Near-Optimal Data Source Selection for Bayesian Learning

TL;DR

This paper addresses the challenge of selecting data sources efficiently for Bayesian learning, proposing algorithms with provable guarantees and validating their effectiveness through numerical experiments.

Contribution

It transforms the data source selection problem into a submodular set covering problem and introduces a fast greedy algorithm with strong performance guarantees.

Findings

The data source selection problem is NP-hard.

The greedy algorithms achieve near-optimal performance.

Numerical results confirm practical effectiveness.

Abstract

We study a fundamental problem in Bayesian learning, where the goal is to select a set of data sources with minimum cost while achieving a certain learning performance based on the data streams provided by the selected data sources.

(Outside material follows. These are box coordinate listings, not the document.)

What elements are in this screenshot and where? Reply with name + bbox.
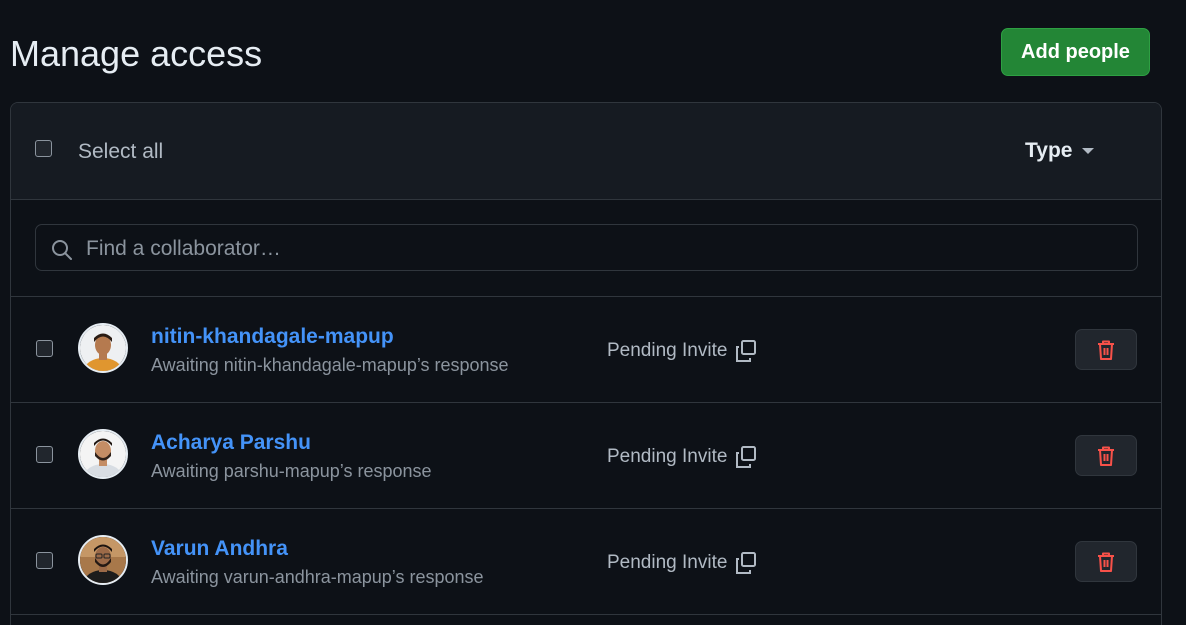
copy-icon[interactable]	[733, 444, 759, 470]
avatar	[78, 323, 128, 373]
copy-icon[interactable]	[733, 550, 759, 576]
select-all-checkbox[interactable]	[35, 140, 52, 157]
remove-collaborator-button[interactable]	[1075, 541, 1137, 582]
collaborator-row: Acharya Parshu Awaiting parshu-mapup’s r…	[11, 403, 1161, 509]
panel-header: Select all Type	[11, 103, 1161, 200]
collaborator-subtitle: Awaiting varun-andhra-mapup’s response	[151, 567, 484, 587]
collaborator-row: Varun Andhra Awaiting varun-andhra-mapup…	[11, 509, 1161, 615]
avatar	[78, 429, 128, 479]
search-input[interactable]	[84, 225, 1128, 272]
trash-icon	[1098, 552, 1114, 572]
remove-collaborator-button[interactable]	[1075, 329, 1137, 370]
row-checkbox[interactable]	[36, 552, 53, 569]
invite-status-label: Pending Invite	[607, 552, 728, 573]
add-people-button[interactable]: Add people	[1001, 28, 1150, 76]
collaborator-name[interactable]: nitin-khandagale-mapup	[151, 325, 394, 349]
collaborator-row: nitin-khandagale-mapup Awaiting nitin-kh…	[11, 297, 1161, 403]
select-all-label: Select all	[78, 140, 164, 163]
invite-status: Pending Invite	[607, 550, 759, 576]
invite-status-label: Pending Invite	[607, 446, 728, 467]
row-checkbox[interactable]	[36, 446, 53, 463]
collaborator-name[interactable]: Varun Andhra	[151, 537, 288, 561]
invite-status: Pending Invite	[607, 338, 759, 364]
search-icon	[52, 240, 72, 260]
caret-down-icon	[1082, 148, 1095, 154]
invite-status-label: Pending Invite	[607, 340, 728, 361]
copy-icon[interactable]	[733, 338, 759, 364]
trash-icon	[1098, 446, 1114, 466]
manage-access-page: Manage access Add people Select all Type	[0, 0, 1186, 625]
avatar	[78, 535, 128, 585]
type-filter-dropdown[interactable]: Type	[1025, 139, 1095, 163]
collaborators-panel: Select all Type Find a collaborator… nit…	[10, 102, 1162, 625]
row-checkbox[interactable]	[36, 340, 53, 357]
invite-status: Pending Invite	[607, 444, 759, 470]
collaborator-subtitle: Awaiting nitin-khandagale-mapup’s respon…	[151, 355, 509, 375]
collaborator-subtitle: Awaiting parshu-mapup’s response	[151, 461, 432, 481]
page-title: Manage access	[10, 33, 263, 74]
search-box[interactable]	[35, 224, 1138, 272]
search-row	[11, 200, 1161, 297]
trash-icon	[1098, 340, 1114, 360]
collaborator-name[interactable]: Acharya Parshu	[151, 431, 311, 455]
type-filter-label: Type	[1025, 139, 1073, 162]
remove-collaborator-button[interactable]	[1075, 435, 1137, 476]
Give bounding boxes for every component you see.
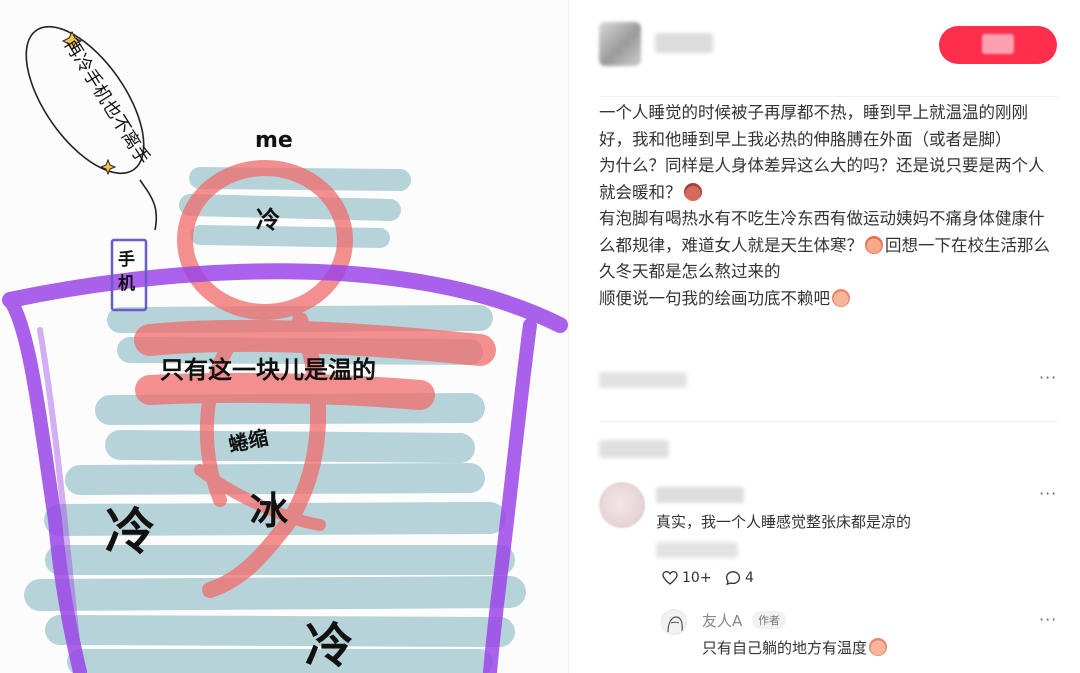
comment-more-button[interactable]: ··· bbox=[1039, 484, 1057, 503]
commenter-avatar[interactable] bbox=[599, 482, 645, 528]
reply-count: 4 bbox=[745, 570, 754, 586]
post-more-button[interactable]: ··· bbox=[1039, 368, 1057, 387]
avatar-sketch-icon bbox=[667, 616, 683, 633]
cold-label-bottom: 冷 bbox=[305, 618, 354, 673]
emoji-cry-icon bbox=[865, 235, 883, 254]
teal-scribbles bbox=[24, 167, 526, 673]
heart-icon bbox=[662, 570, 678, 585]
comment-count bbox=[599, 440, 669, 458]
post-line-2: 为什么？同样是人身体差异这么大的吗？还是说只要是两个人就会暖和？ bbox=[599, 156, 1045, 202]
me-label: me bbox=[255, 128, 293, 153]
emoji-proud-icon bbox=[832, 288, 850, 307]
reply-author-name[interactable]: 友人A bbox=[702, 610, 742, 631]
cold-label-small: 冷 bbox=[256, 206, 280, 234]
drawing-canvas bbox=[2, 25, 568, 673]
post-date bbox=[599, 372, 687, 388]
reply-avatar[interactable] bbox=[661, 609, 687, 635]
reply-text: 只有自己躺的地方有温度 bbox=[702, 637, 889, 658]
emoji-proud-icon bbox=[869, 638, 888, 656]
warm-spot-label: 只有这一块儿是温的 bbox=[160, 356, 376, 384]
emoji-angry-icon bbox=[683, 182, 702, 201]
post-line-1: 一个人睡觉的时候被子再厚都不热，睡到早上就温温的刚刚好，我和他睡到早上我必热的伸… bbox=[599, 103, 1028, 149]
like-button[interactable]: 10+ bbox=[662, 570, 712, 586]
phone-label: 手机 bbox=[118, 250, 135, 294]
author-name[interactable] bbox=[655, 33, 713, 53]
post-line-3: 有泡脚有喝热水有不吃生冷东西有做运动姨妈不痛身体健康什么都规律，难道女人就是天生… bbox=[599, 209, 1050, 281]
header-divider bbox=[599, 96, 1058, 97]
post-content: 一个人睡觉的时候被子再厚都不热，睡到早上就温温的刚刚好，我和他睡到早上我必热的伸… bbox=[599, 100, 1059, 312]
comment-text: 真实，我一个人睡感觉整张床都是凉的 bbox=[656, 513, 912, 531]
cold-label-left: 冷 bbox=[105, 503, 155, 561]
like-count: 10+ bbox=[682, 570, 712, 586]
post-panel: 一个人睡觉的时候被子再厚都不热，睡到早上就温温的刚刚好，我和他睡到早上我必热的伸… bbox=[569, 0, 1080, 673]
ice-label: 冰 bbox=[250, 489, 289, 533]
post-line-5: 顺便说一句我的绘画功底不赖吧 bbox=[599, 286, 1059, 313]
author-badge: 作者 bbox=[752, 611, 786, 629]
author-avatar[interactable] bbox=[599, 22, 641, 66]
post-image[interactable]: 再冷手机也不离手 me 冷 手机 只有这一块儿是温的 蜷缩 冰 冷 冷 bbox=[0, 0, 568, 673]
comment-bubble-icon bbox=[725, 571, 741, 586]
reply-button[interactable]: 4 bbox=[725, 570, 754, 586]
commenter-name[interactable] bbox=[656, 487, 744, 503]
comments-divider bbox=[599, 421, 1058, 422]
comment-date bbox=[656, 542, 738, 558]
follow-button[interactable] bbox=[939, 26, 1057, 64]
reply-more-button[interactable]: ··· bbox=[1039, 610, 1057, 629]
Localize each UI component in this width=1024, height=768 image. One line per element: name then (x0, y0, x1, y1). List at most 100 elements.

First, we show that the data source selection problem for Bayesian learning is NP-hard. We then show that the data source selection problem can be transformed into an instance of the submodular set covering problem studied in the literature, and provide a standard greedy algorithm to solve the data source selection problem with provable performance guarantees. Next, we propose a fast greedy algorithm that improves the running times of the standard greedy algorithm, while achieving performance guarantees that are comparable to those of the standard greedy algorithm. The fast greedy algorithm can also be applied to solve the general submodular set covering problem with performance guarantees. Finally, we validate the theoretical results using numerical examples, and show that the greedy algorithms work well in practice.